Otherwise, you have the name of the function and the name of the argument. This can be use to slightly improve the message.
This may be possible to reject this kind of assignment by type-checking, but this is not trivial, since stack array = reg ptr array is allowed in general. One would have to check that the reg ptr is an argument to reject this instruction. And we may have to do something also for sub-arrays...
For the moment, it is certainly easier to make the smallest move and just print the function and the name of the argument.
Another solution could be to remove the OCaml check and fail due to the Coq checker. The error message would be less precise (we would get that the regions associated to the variables are not equal), but we would get the line of the instruction.
Also, it seems hard to blame a particular instruction: there might be a long sequence of assignments and array slicing (or even a DAG) inducing the aliasing constraint between a local stack variable and a function parameter, without any instruction involving both of them, right?

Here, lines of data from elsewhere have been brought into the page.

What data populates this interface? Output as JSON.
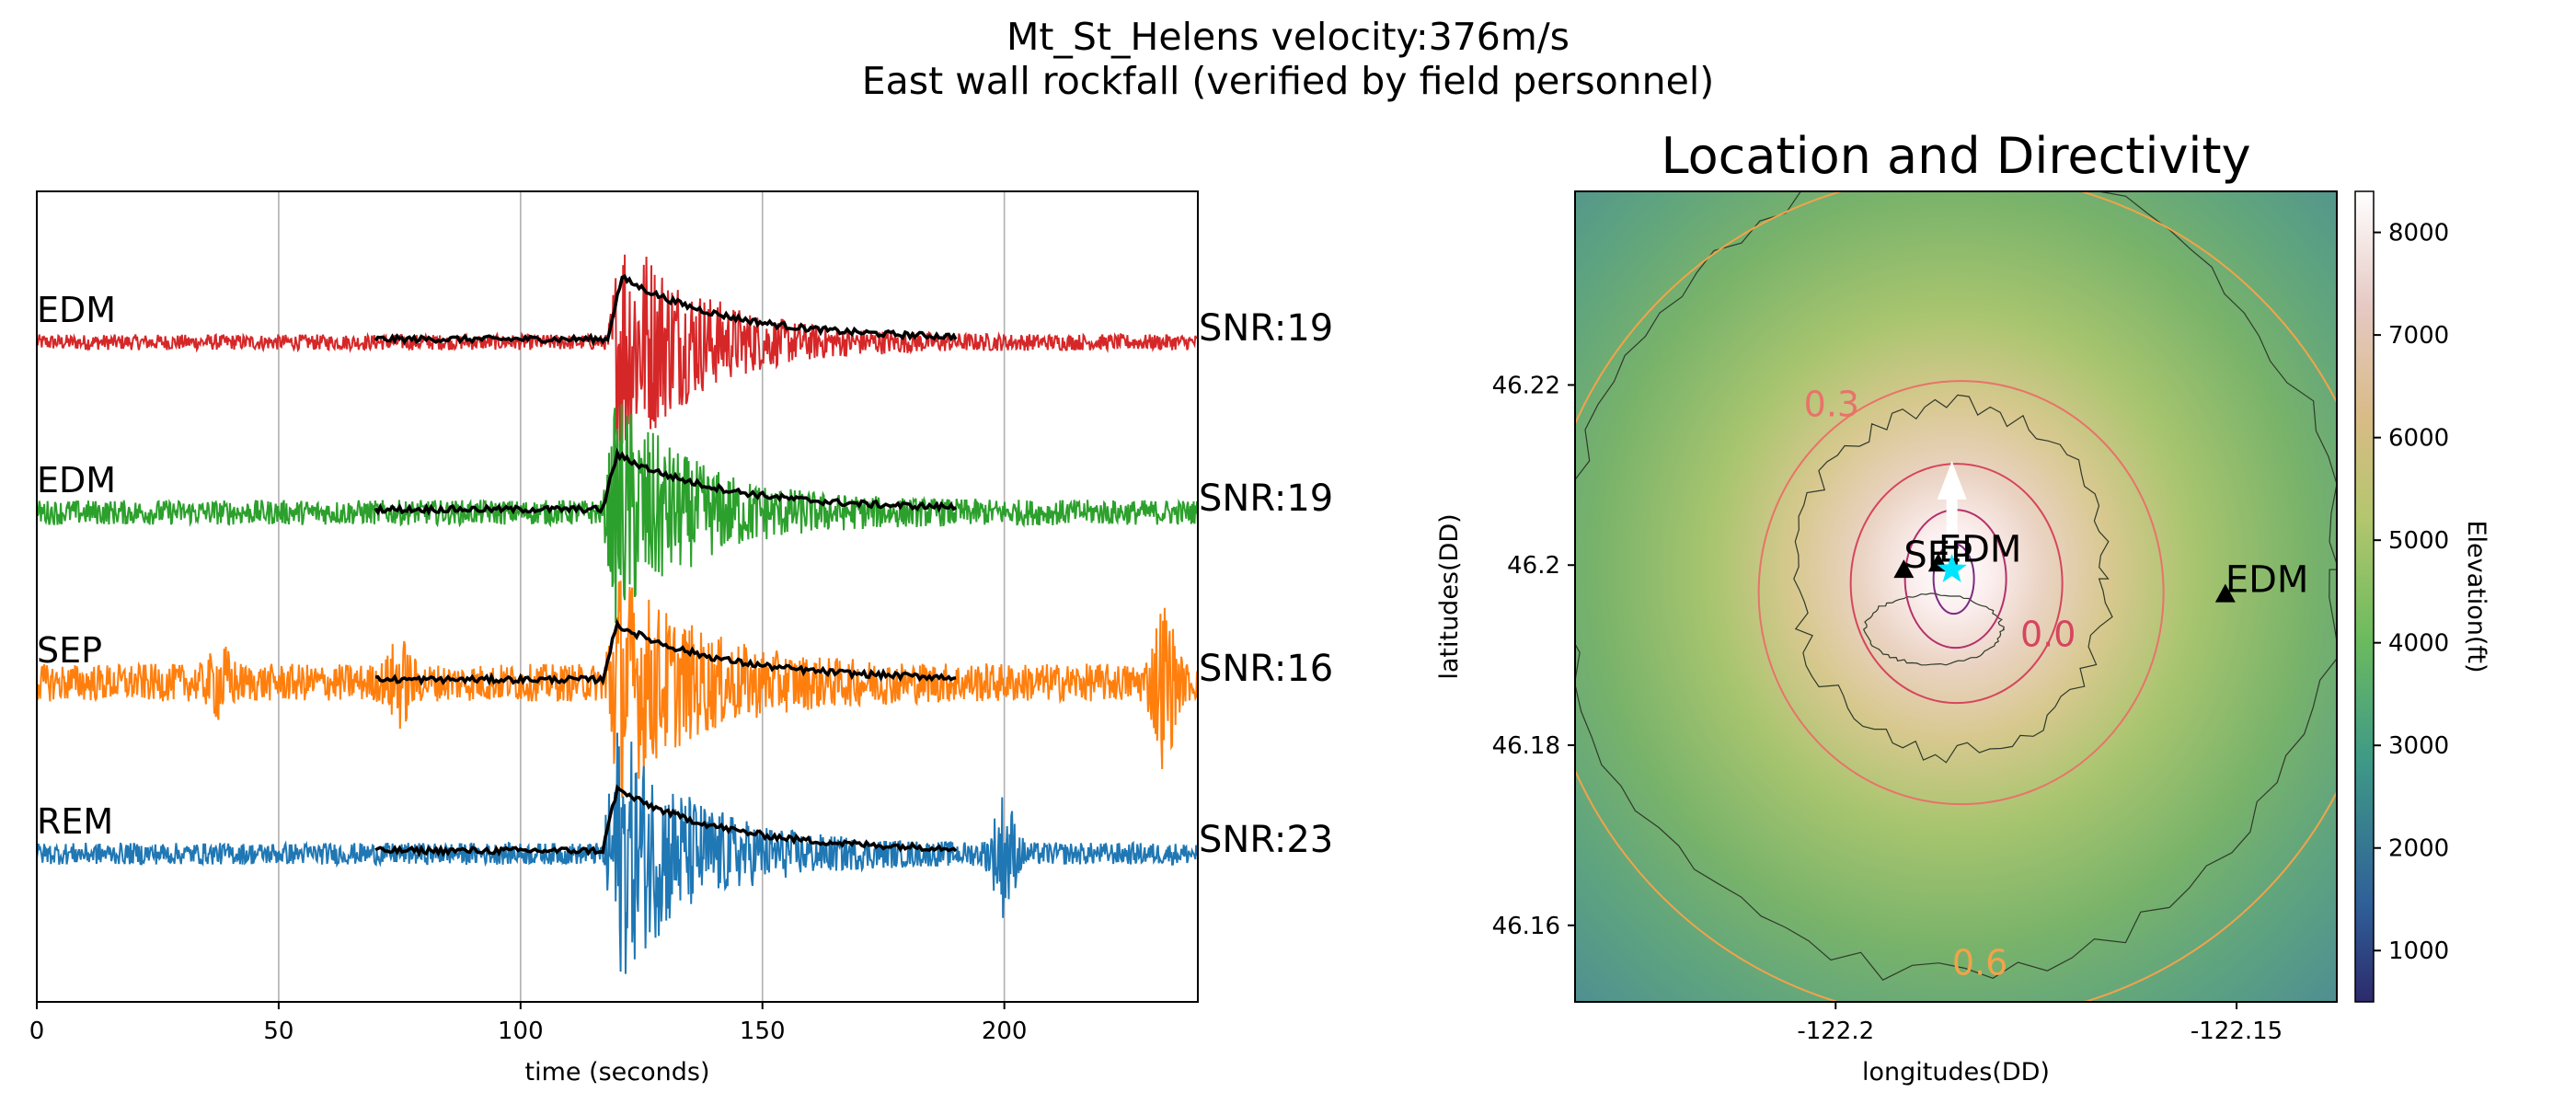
{
  "figure": {
    "suptitle_line1": "Mt_St_Helens velocity:376m/s",
    "suptitle_line2": "East wall rockfall (verified by field personnel)"
  },
  "chart_data": [
    {
      "type": "line",
      "title": "",
      "xlabel": "time (seconds)",
      "ylabel": "",
      "xlim": [
        0,
        240
      ],
      "x_ticks": [
        0,
        50,
        100,
        150,
        200
      ],
      "grid": "vertical",
      "series": [
        {
          "name": "EDM",
          "snr_label": "SNR:19",
          "color": "#d62728",
          "noise": 0.05,
          "event_start": 118,
          "event_peak": 0.95,
          "envelope_peak": 0.45,
          "extra_bursts": []
        },
        {
          "name": "EDM",
          "snr_label": "SNR:19",
          "color": "#2ca02c",
          "noise": 0.08,
          "event_start": 117,
          "event_peak": 0.85,
          "envelope_peak": 0.4,
          "extra_bursts": []
        },
        {
          "name": "SEP",
          "snr_label": "SNR:16",
          "color": "#ff7f0e",
          "noise": 0.12,
          "event_start": 117,
          "event_peak": 0.8,
          "envelope_peak": 0.4,
          "extra_bursts": [
            [
              38,
              0.15
            ],
            [
              75,
              0.2
            ],
            [
              233,
              0.45
            ]
          ]
        },
        {
          "name": "REM",
          "snr_label": "SNR:23",
          "color": "#1f77b4",
          "noise": 0.07,
          "event_start": 117,
          "event_peak": 0.95,
          "envelope_peak": 0.45,
          "extra_bursts": [
            [
              200,
              0.35
            ]
          ]
        }
      ],
      "envelope": {
        "color": "#000000",
        "x_range": [
          70,
          190
        ]
      }
    },
    {
      "type": "heatmap",
      "title": "Location and Directivity",
      "xlabel": "longitudes(DD)",
      "ylabel": "latitudes(DD)",
      "xlim": [
        -122.2325,
        -122.1375
      ],
      "ylim": [
        46.1515,
        46.2415
      ],
      "x_ticks": [
        -122.2,
        -122.15
      ],
      "x_tick_labels": [
        "-122.2",
        "-122.15"
      ],
      "y_ticks": [
        46.16,
        46.18,
        46.2,
        46.22
      ],
      "y_tick_labels": [
        "46.16",
        "46.18",
        "46.2",
        "46.22"
      ],
      "colorbar": {
        "label": "Elevation(ft)",
        "min": 500,
        "max": 8400,
        "ticks": [
          1000,
          2000,
          3000,
          4000,
          5000,
          6000,
          7000,
          8000
        ]
      },
      "stations": [
        {
          "name": "SEP",
          "lon": -122.1915,
          "lat": 46.1995
        },
        {
          "name": "EDM",
          "lon": -122.1872,
          "lat": 46.2002
        },
        {
          "name": "EDM",
          "lon": -122.1514,
          "lat": 46.1968
        }
      ],
      "contour_labels": [
        {
          "text": "0.3",
          "lon": -122.2005,
          "lat": 46.2165,
          "color": "#e8736a"
        },
        {
          "text": "0.0",
          "lon": -122.1735,
          "lat": 46.191,
          "color": "#d6455f"
        },
        {
          "text": "0.6",
          "lon": -122.182,
          "lat": 46.1545,
          "color": "#f2a34a"
        }
      ],
      "source": {
        "lon": -122.1855,
        "lat": 46.1995,
        "color": "#00e5ff"
      },
      "directivity_arrow": {
        "from_lat": 46.2015,
        "to_lat": 46.2085,
        "color": "#ffffff"
      }
    }
  ]
}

I don't understand the code enough to answer properly, but this is plausible. Ok, I'll go with the lightest solution.
Here is an example. Which line would you like to blame?
fn f(reg ptr u64[1] arg) -> reg u64 {
stack u64[1] s;
reg ptr u64[1] x y;
reg u64 z;
s[0] = 42;
x = s[0:1];
y = arg;
x[0:1] = y[0:1];
z = s[0];
z += x[0];
return z;
}
I'd say line x[0:1] = y[0:1] (and this is the line reported by the Coq verifier if I disable the check in the OCaml code).
But once again, the error reported by the OCaml code is probably clearer for the user than the generic "regions are distinct" error reported by the Coq code.
Actually, I see two more solutions:
- the OCaml code prints a warning and the Coq code triggers the error, thus we have both pieces of information
- in Coq we can check whether the region of the right hand-side comes from a parameter and prints a more precise error message in this case, but that would mean pass the list of parameters as an additional argument to a lot of functions, I am not sure it is worth the trouble.
I’m not convinced that the location reported by the Coq checker is “the right one”. IMHO, pointing to a particular instruction might be misleading.